Una voz alegre llegó desde el otro extremo de la habitación. Hoseok corrió y abrazó a Soobin. A pesar de ser mucho más grande y musculoso que Hoseok, Soobin se tambaleó. "Oye, ¿estás comiendo? Tus padres deberían estar preocupados a esta edad", dijo Hoseok. Soobin, atónito, apenas logró asentir. Hoseok le agarró la mano y se la estrechó vigorosamente.


¡Creo que ni siquiera ha revelado su identidad! Soy un payaso llamado Jeong Ho-seok.
“Mi nombre es Choi… Soobin…”
Qué bonito nombre tienes. ¿Eres estudiante universitaria?

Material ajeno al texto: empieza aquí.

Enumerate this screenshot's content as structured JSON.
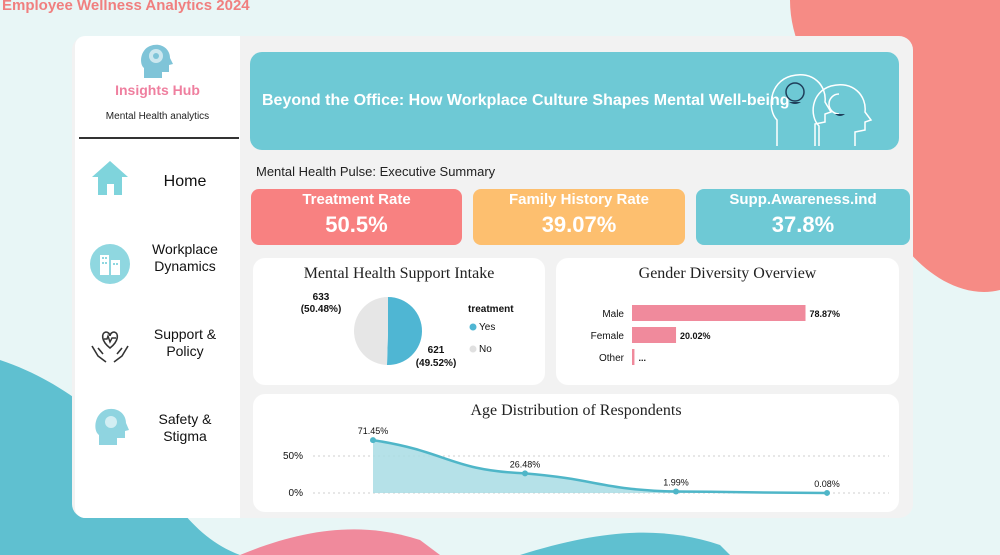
{
  "page_title": "Employee Wellness Analytics 2024",
  "brand": {
    "name": "Insights Hub",
    "subtitle": "Mental Health analytics"
  },
  "nav": [
    {
      "label": "Home",
      "icon": "home-icon"
    },
    {
      "label": "Workplace Dynamics",
      "icon": "office-building-icon"
    },
    {
      "label": "Support & Policy",
      "icon": "heart-hands-icon"
    },
    {
      "label": "Safety & Stigma",
      "icon": "head-profile-icon"
    }
  ],
  "banner": {
    "title": "Beyond the Office: How Workplace Culture Shapes Mental Well-being"
  },
  "section_title": "Mental Health Pulse: Executive Summary",
  "kpis": [
    {
      "label": "Treatment Rate",
      "value": "50.5%",
      "color": "#f88181"
    },
    {
      "label": "Family History Rate",
      "value": "39.07%",
      "color": "#fdbf6f"
    },
    {
      "label": "Supp.Awareness.ind",
      "value": "37.8%",
      "color": "#6ec9d5"
    }
  ],
  "chart_data": [
    {
      "type": "pie",
      "title": "Mental Health Support Intake",
      "legend_title": "treatment",
      "legend_position": "right",
      "slices": [
        {
          "name": "Yes",
          "value": 633,
          "label": "633",
          "pct_label": "(50.48%)",
          "color": "#4fb6d3"
        },
        {
          "name": "No",
          "value": 621,
          "label": "621",
          "pct_label": "(49.52%)",
          "color": "#e6e6e6"
        }
      ]
    },
    {
      "type": "bar",
      "orientation": "horizontal",
      "title": "Gender Diversity Overview",
      "categories": [
        "Male",
        "Female",
        "Other"
      ],
      "values": [
        78.87,
        20.02,
        1.11
      ],
      "value_labels": [
        "78.87%",
        "20.02%",
        "..."
      ],
      "color": "#f08a9c",
      "xlim": [
        0,
        100
      ]
    },
    {
      "type": "area",
      "title": "Age Distribution of Respondents",
      "x": [
        1,
        2,
        3,
        4
      ],
      "values": [
        71.45,
        26.48,
        1.99,
        0.08
      ],
      "value_labels": [
        "71.45%",
        "26.48%",
        "1.99%",
        "0.08%"
      ],
      "y_ticks": [
        "50%",
        "0%"
      ],
      "ylim": [
        0,
        75
      ],
      "color": "#4fb6c8",
      "grid": true
    }
  ]
}
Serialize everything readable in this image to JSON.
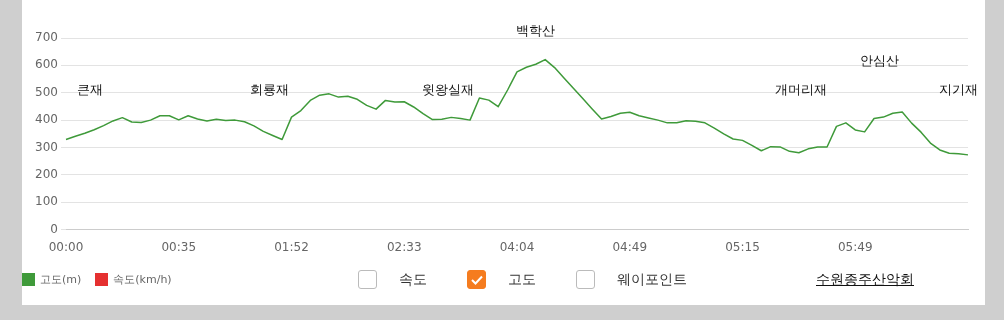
{
  "chart_data": {
    "type": "line",
    "categories": [
      "00:00",
      null,
      null,
      null,
      null,
      null,
      null,
      null,
      null,
      null,
      null,
      null,
      "00:35",
      null,
      null,
      null,
      null,
      null,
      null,
      null,
      null,
      null,
      null,
      null,
      "01:52",
      null,
      null,
      null,
      null,
      null,
      null,
      null,
      null,
      null,
      null,
      null,
      "02:33",
      null,
      null,
      null,
      null,
      null,
      null,
      null,
      null,
      null,
      null,
      null,
      "04:04",
      null,
      null,
      null,
      null,
      null,
      null,
      null,
      null,
      null,
      null,
      null,
      "04:49",
      null,
      null,
      null,
      null,
      null,
      null,
      null,
      null,
      null,
      null,
      null,
      "05:15",
      null,
      null,
      null,
      null,
      null,
      null,
      null,
      null,
      null,
      null,
      null,
      "05:49",
      null,
      null,
      null,
      null,
      null,
      null,
      null,
      null,
      null,
      null,
      null,
      null
    ],
    "series": [
      {
        "name": "고도(m)",
        "color": "#3f9a3a",
        "values": [
          329,
          341,
          352,
          365,
          380,
          397,
          409,
          393,
          391,
          400,
          416,
          416,
          401,
          416,
          404,
          397,
          403,
          399,
          400,
          394,
          379,
          359,
          344,
          329,
          411,
          435,
          472,
          491,
          496,
          484,
          487,
          476,
          454,
          440,
          472,
          466,
          467,
          448,
          424,
          402,
          403,
          410,
          406,
          400,
          481,
          473,
          449,
          510,
          576,
          593,
          604,
          621,
          592,
          554,
          516,
          479,
          441,
          404,
          413,
          425,
          429,
          416,
          408,
          400,
          390,
          390,
          398,
          396,
          390,
          371,
          350,
          331,
          326,
          308,
          288,
          303,
          302,
          286,
          281,
          295,
          302,
          302,
          377,
          390,
          364,
          357,
          406,
          411,
          425,
          430,
          389,
          356,
          316,
          291,
          279,
          277,
          273
        ]
      },
      {
        "name": "속도(km/h)",
        "color": "#e53030",
        "values": [
          null,
          null,
          null,
          null,
          null,
          null,
          null,
          null,
          null,
          null,
          null,
          null,
          null,
          null,
          null,
          null,
          null,
          null,
          null,
          null,
          null,
          null,
          null,
          null,
          null,
          null,
          null,
          null,
          null,
          null,
          null,
          null,
          null,
          null,
          null,
          null,
          null,
          null,
          null,
          null,
          null,
          null,
          null,
          null,
          null,
          null,
          null,
          null,
          null,
          null,
          null,
          null,
          null,
          null,
          null,
          null,
          null,
          null,
          null,
          null,
          null,
          null,
          null,
          null,
          null,
          null,
          null,
          null,
          null,
          null,
          null,
          null,
          null,
          null,
          null,
          null,
          null,
          null,
          null,
          null,
          null,
          null,
          null,
          null,
          null,
          null,
          null,
          null,
          null,
          null,
          null,
          null,
          null,
          null,
          null,
          null,
          null
        ]
      }
    ],
    "ylim": [
      0,
      700
    ],
    "yticks": [
      0,
      100,
      200,
      300,
      400,
      500,
      600,
      700
    ],
    "grid": "y",
    "legend": "bottom left",
    "marker": "none",
    "line_style": "solid",
    "annotations": [
      "큰재",
      "회룡재",
      "윗왕실재",
      "백학산",
      "개머리재",
      "안심산",
      "지기재",
      "속도",
      "고도",
      "웨이포인트",
      "수원종주산악회"
    ]
  }
}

Soobin miró a Namjoon, suplicándole ayuda. Namjoon rió entre dientes y negó con la cabeza. "¿Has comido?", preguntó Hoseok.


“Sí… hace un tiempo…….”
—Abuelita, debes de estar llena. Debería dar un paseo por el barrio. Como dice el Donguibogam, después de comer, ¡camina cien pasos!
“Estoy realmente bien…….”
—Está bien. ¡Vamos! ¡Caminemos!


Hoseok agitó los brazos vigorosamente. "Seon-sang, ¿quieres acompañarnos?", preguntó, mirando a Yeonjun. Detrás de él, Soobin lo observaba con fervor, como si suplicara ayuda. Yeonjun, encontrando esa mirada a la vez lastimera y divertida, sonrió levemente y negó con la cabeza. "¡Qué lástima! ¡Vamos! ¡Vamos!", gritó Hoseok. Soobin fue arrastrado por la muñeca. Los miembros de la Sociedad de Lengua Coreana y la Asociación de Jóvenes Coreanos tuvieron que contener la risa mientras observaban.


“…Camarada Choi, ¿está bien?”


El federal preguntó, poniéndose un cigarro entre los labios.


“…Lo estoy disfrutando. Déjame en paz.”


Namjoon se encogió de hombros, su expresión sugería: «Te dije que no lo hicieras». Yeonjun, sin molestarse en disimularlo, sonrió ampliamente y sostuvo un cigarro en la mano, del que salía humo.


¿Cómo está? ¿Está bien si sale así?
"Sí…."
Las flores están floreciendo hermosamente allí. ¿Te gustaría ir a verlas?
"Mmm……."


Subin dudó un momento y luego asintió. Flores de abril… …. Era un tema que solían usar los poetas que admiraba. ¿Qué tenían las flores de abril que las hacían tan poéticas? No sabía cuándo había llegado, pero Hoseok ya estaba allí, corriendo bajo los cerezos que bordeaban la calle.


¿No es genial? Por eso el Donguibogam nos dice que caminemos.
“…Sí, supongo que sí.”
Perdón por sacarte de repente. Pero has estado tan callada... Quería conocerte...
"Ah…."


Soobin se sintió avergonzado sin motivo. "Eh... de ahora en adelante... háblame con tranquilidad". Entonces los ojos de Hoseok brillaron. "¿En serio?"


“¿No es suave?”
"Sí."
“¿Vas a hablar conmigo regularmente?”
"Sí."


Hoseok sonrió radiante. En ese momento, sopló una brisa primaveral. Las flores de cerezo cayeron sobre la cabeza de Soobin. "Toma, sobre tu cabeza, un pétalo...", dijo Hoseok. Le quitó los pétalos a Soobin y sonrió ampliamente. Una sonrisa amplia, como una luna ondulante que se alza en el cielo.





__1942, fecha desconocida
“…No he dicho ni una palabra desde entonces…….”


El leve aroma de las zinnias flotaba desde algún lugar.